(Updates price decline in third paragraph.)
June 17 (Bloomberg) -- Bank of America Corp. Chief Executive Officer Brian T. Moynihan said excessive capital surcharges on the largest banks could limit lending and discourage investors from funding the industry.
“If you impact our returns and our business to a point, investors are going to look around and say there’s other places to put the money,” Moynihan said today in an interview with Bloomberg Television in St. Petersburg, Russia, where the International Economic Forum is being held. “And that’s what you’ve actually seen in bank stocks.”
The KBW Bank Index of 24 U.S. lenders has fallen 9.1 percent this year, led by the 20 percent decline at Bank of America. The Basel Committee on Banking Supervision is considering a capital surcharge of as much as 3.5 percentage points on the largest banks if they get bigger, according to two people familiar with the talks.
Draft plans circulated before a meeting next week would subject banks to a sliding scale depending on their size and links to other lenders, said the people, who declined to be identified because the proposals aren’t public. Charlotte, North Carolina-based Bank of America is the largest U.S. lender.
“We just need to get through it, so the uncertainty is gone and we can figure out the change in business model,” Moynihan said.
Moynihan, 51, has been selling assets including the Balboa insurance unit, First Republic Bank and a stake in BlackRock Inc. to bolster finances and focus on retail customers, commercial borrowers and investment banking. Moynihan said in April that the lender’s dividend may remain 1-cent a share until next year after the Federal Reserve rejected his proposal for an increase.

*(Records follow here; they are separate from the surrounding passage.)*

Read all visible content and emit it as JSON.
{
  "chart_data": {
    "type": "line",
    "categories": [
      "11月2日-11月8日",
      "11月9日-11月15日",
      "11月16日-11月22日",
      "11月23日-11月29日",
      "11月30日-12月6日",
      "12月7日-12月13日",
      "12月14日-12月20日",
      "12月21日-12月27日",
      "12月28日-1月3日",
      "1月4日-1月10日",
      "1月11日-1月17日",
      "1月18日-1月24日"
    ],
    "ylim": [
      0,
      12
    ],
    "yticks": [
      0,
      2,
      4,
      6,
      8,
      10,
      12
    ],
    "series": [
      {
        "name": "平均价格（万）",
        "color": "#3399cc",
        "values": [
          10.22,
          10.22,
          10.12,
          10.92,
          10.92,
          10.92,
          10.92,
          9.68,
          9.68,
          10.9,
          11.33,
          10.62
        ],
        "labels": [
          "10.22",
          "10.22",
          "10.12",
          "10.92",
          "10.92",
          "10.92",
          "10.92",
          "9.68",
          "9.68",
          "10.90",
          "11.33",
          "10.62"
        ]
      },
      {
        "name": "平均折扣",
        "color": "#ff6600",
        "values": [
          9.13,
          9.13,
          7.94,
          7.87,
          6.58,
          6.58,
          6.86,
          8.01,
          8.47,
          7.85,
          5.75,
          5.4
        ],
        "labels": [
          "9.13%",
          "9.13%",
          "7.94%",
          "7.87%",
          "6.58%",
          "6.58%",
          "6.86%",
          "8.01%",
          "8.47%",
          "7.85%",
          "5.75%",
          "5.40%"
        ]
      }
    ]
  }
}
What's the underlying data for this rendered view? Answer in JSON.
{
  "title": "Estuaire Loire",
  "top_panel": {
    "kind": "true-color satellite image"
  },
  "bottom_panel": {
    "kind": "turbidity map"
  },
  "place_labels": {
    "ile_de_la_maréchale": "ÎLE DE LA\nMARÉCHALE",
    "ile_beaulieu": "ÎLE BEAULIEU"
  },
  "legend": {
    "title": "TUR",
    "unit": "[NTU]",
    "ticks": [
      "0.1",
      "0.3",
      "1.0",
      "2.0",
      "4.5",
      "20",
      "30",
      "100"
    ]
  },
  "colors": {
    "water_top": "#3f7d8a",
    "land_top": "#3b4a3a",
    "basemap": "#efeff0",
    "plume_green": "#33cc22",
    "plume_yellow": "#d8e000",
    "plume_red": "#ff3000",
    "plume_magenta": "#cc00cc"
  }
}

Moynihan has said the company can build its financial strength through earnings and doesn’t need to issue new stock to generate funds, a point he reiterated today in a CNBC interview.
“We don’t need to raise capital in the sense that we can build the capital over time,” he said in an interview on the business-news station, when asked about regulators demanding greater buffers against losses. “There’s phasing periods for this and we’ve been clear about that with investors.”
Bank of America must boost earnings if it’s to meet capital requirements in the coming decade without raising money from investors, said Paul Miller, a former examiner with the Federal Reserve Bank of Philadelphia and analyst with FBR Capital Markets in Arlington, Virginia. The company posted a $2.2 billion net loss last year on writedowns tied to credit cards and mortgages.
“The problem is we don’t know if they have to raise capital,” Miller said June 13 in an interview on Bloomberg Television. “If losses continue to rise and they don’t earn money, you might see these guys back at the capital markets.”
Bank of America advanced 8 cents to $10.68 at 4 p.m. in New York Stock Exchange composite trading.